Magnus gritted his teeth and tried not to remind her that telepathy wasn’t real communication and that the general was the key.
***
Nadine held her breath as they navigated the steep descent from the scrubby bluffs to the coastal highway. She wanted to leap out and examine every wildflower they sped by, all the interesting boulders and rock formations, and take pictures to preserve the ocean view in hopes she could access them later, whatever the future had in store.
Instead, she sat on her hands, bit her tongue, and let Magnus fly past all the fascinations she’d never seen or explored. He was obviously familiar with the terrain and took it for granted. She didn’t mind appearing an idiot and demanding they stop, but she didn’t want to miss any chance to meet Francesca.
She knew she was placing far too much hope on an experiment that had failed numerous times. Vera simply wasn’t a good receptor. They’d come to accept that. But now, it was vital.
She kept her anonymous sunglasses on as they drove through a small town consisting of pricey boutiques and restaurants. Nadine hoped there were grocery stores nearby. She was hungry and tired of fast food.
Magnus had no difficulty in finding the gated community. He handed over his information to the security guards, and they passed him through without question. She breathed a sigh of relief as the gate closed behind them, but the relief was short lived.
She stared in dismay at the mansions they crawled past. Someone had mentioned
palaces.
That’s exactly what these were. Money temples, the general had called them—conspicuous consumption run amuck. She supposed screen stars hid in here. Oz worked in TV, she remembered.

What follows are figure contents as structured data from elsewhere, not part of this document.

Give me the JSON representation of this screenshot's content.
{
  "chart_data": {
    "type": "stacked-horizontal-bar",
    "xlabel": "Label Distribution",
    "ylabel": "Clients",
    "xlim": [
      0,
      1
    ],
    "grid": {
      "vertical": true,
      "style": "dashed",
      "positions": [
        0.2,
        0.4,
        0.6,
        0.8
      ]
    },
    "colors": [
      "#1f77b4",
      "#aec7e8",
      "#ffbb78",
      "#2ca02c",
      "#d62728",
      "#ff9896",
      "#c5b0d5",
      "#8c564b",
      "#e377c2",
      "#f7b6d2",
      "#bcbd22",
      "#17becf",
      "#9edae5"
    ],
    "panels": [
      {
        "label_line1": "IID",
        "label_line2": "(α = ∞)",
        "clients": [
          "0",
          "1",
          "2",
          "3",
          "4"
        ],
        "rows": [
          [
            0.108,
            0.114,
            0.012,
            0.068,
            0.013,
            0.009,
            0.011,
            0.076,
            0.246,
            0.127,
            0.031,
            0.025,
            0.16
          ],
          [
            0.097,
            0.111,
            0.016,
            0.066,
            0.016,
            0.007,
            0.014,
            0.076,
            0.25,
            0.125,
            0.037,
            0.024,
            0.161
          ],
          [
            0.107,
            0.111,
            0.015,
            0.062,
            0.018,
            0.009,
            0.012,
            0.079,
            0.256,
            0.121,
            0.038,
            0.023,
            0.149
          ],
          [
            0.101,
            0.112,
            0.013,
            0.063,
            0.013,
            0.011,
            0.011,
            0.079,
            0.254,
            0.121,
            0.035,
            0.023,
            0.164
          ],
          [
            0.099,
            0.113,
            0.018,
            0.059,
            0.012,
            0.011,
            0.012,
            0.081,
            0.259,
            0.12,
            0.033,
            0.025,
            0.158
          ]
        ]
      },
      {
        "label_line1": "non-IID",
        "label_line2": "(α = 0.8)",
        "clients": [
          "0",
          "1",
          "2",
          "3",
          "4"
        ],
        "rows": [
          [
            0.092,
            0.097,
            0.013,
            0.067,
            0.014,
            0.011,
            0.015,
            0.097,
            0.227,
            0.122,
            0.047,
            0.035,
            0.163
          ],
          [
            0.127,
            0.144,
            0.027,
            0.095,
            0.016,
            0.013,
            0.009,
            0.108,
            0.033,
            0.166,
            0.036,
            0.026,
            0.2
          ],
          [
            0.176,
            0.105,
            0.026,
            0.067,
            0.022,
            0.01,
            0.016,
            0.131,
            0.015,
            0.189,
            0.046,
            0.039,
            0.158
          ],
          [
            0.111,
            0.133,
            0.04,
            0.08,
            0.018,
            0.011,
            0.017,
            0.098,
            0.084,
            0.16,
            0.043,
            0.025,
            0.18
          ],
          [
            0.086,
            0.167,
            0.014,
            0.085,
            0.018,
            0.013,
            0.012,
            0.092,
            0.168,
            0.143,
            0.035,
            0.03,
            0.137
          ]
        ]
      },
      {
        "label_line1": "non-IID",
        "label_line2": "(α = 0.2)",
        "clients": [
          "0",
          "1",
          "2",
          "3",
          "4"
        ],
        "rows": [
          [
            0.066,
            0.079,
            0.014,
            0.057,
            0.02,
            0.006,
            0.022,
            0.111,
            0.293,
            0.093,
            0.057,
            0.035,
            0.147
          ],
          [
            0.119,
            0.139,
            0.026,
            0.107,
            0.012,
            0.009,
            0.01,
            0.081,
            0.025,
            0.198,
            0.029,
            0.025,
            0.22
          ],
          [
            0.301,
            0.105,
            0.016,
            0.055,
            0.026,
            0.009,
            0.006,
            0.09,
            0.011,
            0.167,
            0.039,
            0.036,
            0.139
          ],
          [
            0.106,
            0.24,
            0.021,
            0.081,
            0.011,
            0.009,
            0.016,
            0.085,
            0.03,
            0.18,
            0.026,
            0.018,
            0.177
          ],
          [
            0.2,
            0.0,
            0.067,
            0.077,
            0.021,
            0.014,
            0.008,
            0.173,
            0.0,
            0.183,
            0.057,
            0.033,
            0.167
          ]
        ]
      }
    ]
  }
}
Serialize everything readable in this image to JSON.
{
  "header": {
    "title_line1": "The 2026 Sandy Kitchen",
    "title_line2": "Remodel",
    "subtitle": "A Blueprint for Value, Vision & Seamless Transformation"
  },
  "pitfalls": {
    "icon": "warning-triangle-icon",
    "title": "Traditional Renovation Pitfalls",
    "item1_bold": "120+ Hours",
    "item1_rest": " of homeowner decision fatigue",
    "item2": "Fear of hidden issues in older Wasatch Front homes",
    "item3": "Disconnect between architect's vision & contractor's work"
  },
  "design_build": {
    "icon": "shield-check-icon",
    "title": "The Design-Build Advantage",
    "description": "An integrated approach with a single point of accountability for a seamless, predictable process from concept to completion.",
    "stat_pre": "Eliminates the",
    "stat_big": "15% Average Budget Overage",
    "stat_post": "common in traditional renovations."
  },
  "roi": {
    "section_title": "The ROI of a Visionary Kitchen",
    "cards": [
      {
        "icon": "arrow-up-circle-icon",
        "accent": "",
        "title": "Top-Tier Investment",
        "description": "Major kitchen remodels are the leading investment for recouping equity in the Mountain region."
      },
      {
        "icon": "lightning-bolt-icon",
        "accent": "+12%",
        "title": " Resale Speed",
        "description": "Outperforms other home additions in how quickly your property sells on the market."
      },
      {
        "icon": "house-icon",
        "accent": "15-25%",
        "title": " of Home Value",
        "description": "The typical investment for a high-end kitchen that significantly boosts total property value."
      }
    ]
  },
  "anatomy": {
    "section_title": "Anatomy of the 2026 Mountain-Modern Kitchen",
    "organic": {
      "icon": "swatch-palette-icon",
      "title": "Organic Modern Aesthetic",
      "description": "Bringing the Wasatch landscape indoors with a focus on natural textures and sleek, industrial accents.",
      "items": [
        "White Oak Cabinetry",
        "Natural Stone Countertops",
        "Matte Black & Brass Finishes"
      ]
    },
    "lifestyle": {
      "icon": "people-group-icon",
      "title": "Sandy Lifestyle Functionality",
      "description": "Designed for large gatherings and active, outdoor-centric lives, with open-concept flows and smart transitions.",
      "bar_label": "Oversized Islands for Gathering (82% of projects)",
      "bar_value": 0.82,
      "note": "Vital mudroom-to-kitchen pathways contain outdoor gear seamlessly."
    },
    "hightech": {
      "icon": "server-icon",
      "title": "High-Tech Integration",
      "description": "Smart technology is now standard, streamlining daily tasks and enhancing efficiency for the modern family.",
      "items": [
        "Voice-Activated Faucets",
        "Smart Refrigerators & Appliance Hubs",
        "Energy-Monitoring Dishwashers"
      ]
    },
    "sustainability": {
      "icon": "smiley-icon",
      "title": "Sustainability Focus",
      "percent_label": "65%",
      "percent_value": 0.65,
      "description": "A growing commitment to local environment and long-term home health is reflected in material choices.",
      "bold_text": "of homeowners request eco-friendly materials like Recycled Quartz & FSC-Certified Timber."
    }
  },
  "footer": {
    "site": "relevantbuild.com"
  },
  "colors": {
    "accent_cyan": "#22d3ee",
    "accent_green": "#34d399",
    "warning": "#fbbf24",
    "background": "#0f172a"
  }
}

The nondescript Ford they were in must look like a servant’s vehicle. They circled around until they figured out where the house numbers were hidden. Nadine concealed her gasp as they turned up a drive to a glass and steel castle. If the ground floor garage counted, it towered four stories above the coast. Down here on the street, the view was blocked by other mansions. Up there on the top . . .
“I don’t like this,” Magnus grumbled as they stopped to pick up keys and remotes from a security box to which he’d been given the code. “It’s too conspicuous.”
Nadine agreed, but probably on different levels than he meant. “Hide in plain sight?” she suggested. “Do I have to wear jewels to walk past all those windows?”
He sent her one of those heavy-lidded looks that shot her hormones to all the right places.
“Wear clothing, at least. Wonder how many of the neighbors are voyeurs who scope each other out?” he asked, following her thought and teasing her cluelessness.
“Oh, thanks for that image. Now I’ll have to wear a burka.” She sank deeper in her seat and glared at a second sprawling structure at the end of the drive with a house sitting on top of a second garage. A carriage house?
Magnus keyed the remote and the garage opened on an army of classic cars. “No room at the inn,” he concluded.
“We’ll just pretend we’re the new butler and maid and park at the kitchen door.” She eyed a red Ferrari in awe.